Rédigé par Salma Chaoui le Mercredi 16 Avril 2025

Dans les salles feutrés des congrès médicaux, sous les dorures des hôtels cinq étoiles ou à l’ombre des amphithéâtres universitaires désertés par l’éthique, la formation médicale continue au Maroc semble prise en otage.



Par Dr Anwar CHERKAOUI

Non pas par les médecins eux-mêmes, ni par les patients, mais par une alliance implicite entre l’industrie pharmaceutique et un État qui observe, muet et absent, ce glissement lent mais certain vers une marchandisation du savoir médical.

Autrefois noble démarche de mise à jour des connaissances, la formation médicale continue s’est transformée en vitrine clinquante pour les laboratoires. 

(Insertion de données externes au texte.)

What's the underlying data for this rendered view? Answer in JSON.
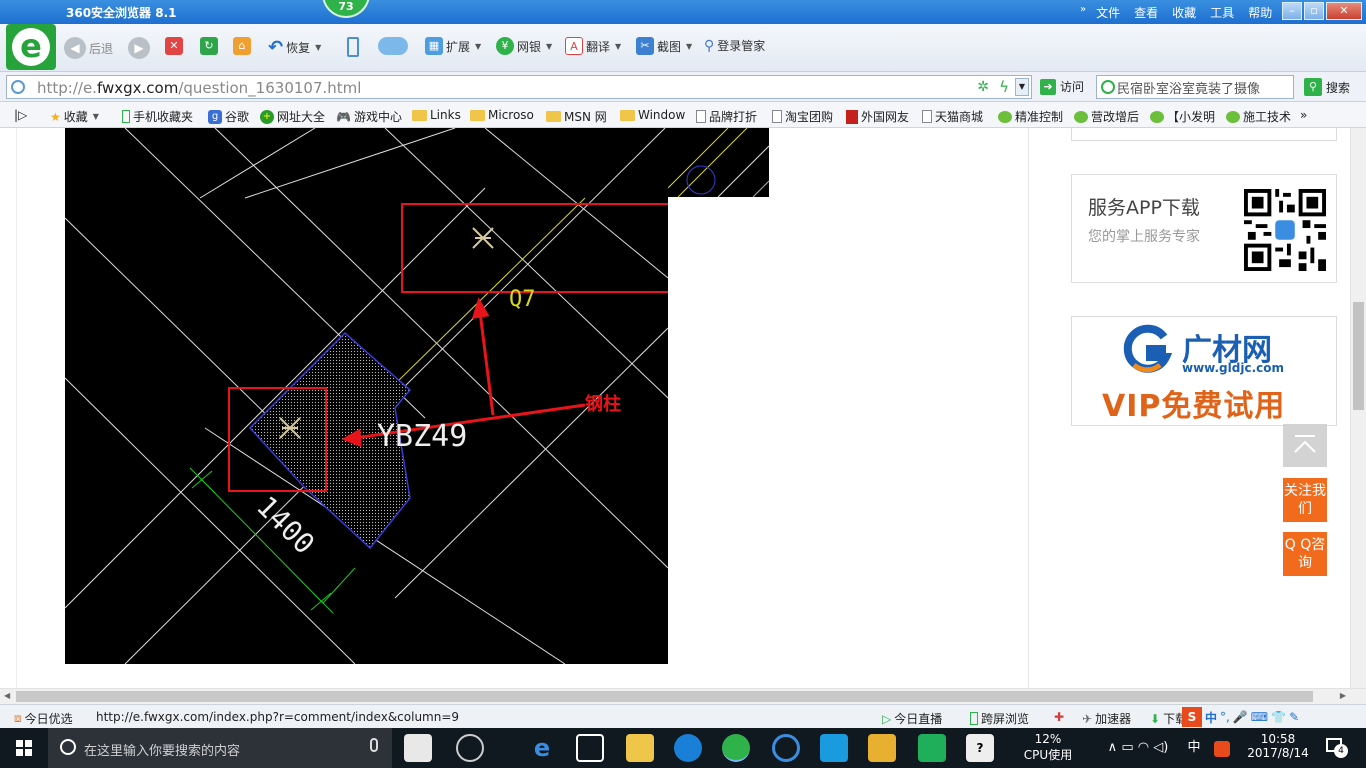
{
  "window": {
    "title": "360安全浏览器 8.1",
    "badge": "73",
    "menu": [
      "文件",
      "查看",
      "收藏",
      "工具",
      "帮助"
    ]
  },
  "toolbar": {
    "back_label": "后退",
    "restore_label": "恢复",
    "extend_label": "扩展",
    "bank_label": "网银",
    "translate_label": "翻译",
    "screenshot_label": "截图",
    "login_label": "登录管家"
  },
  "address": {
    "url_prefix": "http://e.",
    "url_domain": "fwxgx.com",
    "url_path": "/question_1630107.html",
    "visit_label": "访问",
    "search_placeholder": "民宿卧室浴室竟装了摄像",
    "search_label": "搜索"
  },
  "bookmarks": {
    "items": [
      "收藏",
      "手机收藏夹",
      "谷歌",
      "网址大全",
      "游戏中心",
      "Links",
      "Microso",
      "MSN 网",
      "Window",
      "品牌打折",
      "淘宝团购",
      "外国网友",
      "天猫商城",
      "精准控制",
      "营改增后",
      "【小发明",
      "施工技术"
    ]
  },
  "cad": {
    "label_q7": "Q7",
    "label_ybz": "YBZ49",
    "label_dim": "1400",
    "annotation": "钢柱",
    "colors": {
      "annotation": "#e8141b",
      "hatch": "#3a3ad6",
      "axis": "#d8d820",
      "dim": "#21c521"
    }
  },
  "sidebar": {
    "app_title": "服务APP下载",
    "app_subtitle": "您的掌上服务专家",
    "ad_brand": "广材网",
    "ad_domain": "www.gldjc.com",
    "ad_vip": "VIP免费试用",
    "follow_label": "关注我们",
    "qq_label": "Q Q咨询"
  },
  "statusbar": {
    "today_pick": "今日优选",
    "link_url": "http://e.fwxgx.com/index.php?r=comment/index&column=9",
    "today_live": "今日直播",
    "cross_screen": "跨屏浏览",
    "accelerator": "加速器",
    "download": "下载"
  },
  "taskbar": {
    "search_placeholder": "在这里输入你要搜索的内容",
    "cpu_percent": "12%",
    "cpu_label": "CPU使用",
    "ime": "中",
    "time": "10:58",
    "date": "2017/8/14",
    "notifications": "4"
  }
}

Les « leaders d’opinion » – ces médecins dits référents, promus conférenciers à répétition – sont devenus les relais zélés des messages marketing. 

Leurs interventions ne sont plus toujours fondées sur une lecture critique de la littérature scientifique indépendante, mais sur des présentations calibrées, sponsorisées, voire dictées par les départements de communication des laboratoires.

Pendant ce temps, l’armée des médecins prescripteurs – généralistes comme spécialistes – assiste, écoute, et parfois applique sans recul. 

Non par manque d’intelligence, mais parce que le système les y pousse : absence d’alternatives indépendantes, coût élevé de la formation continue non sponsorisée, et rareté des sources de mise à jour non biaisées.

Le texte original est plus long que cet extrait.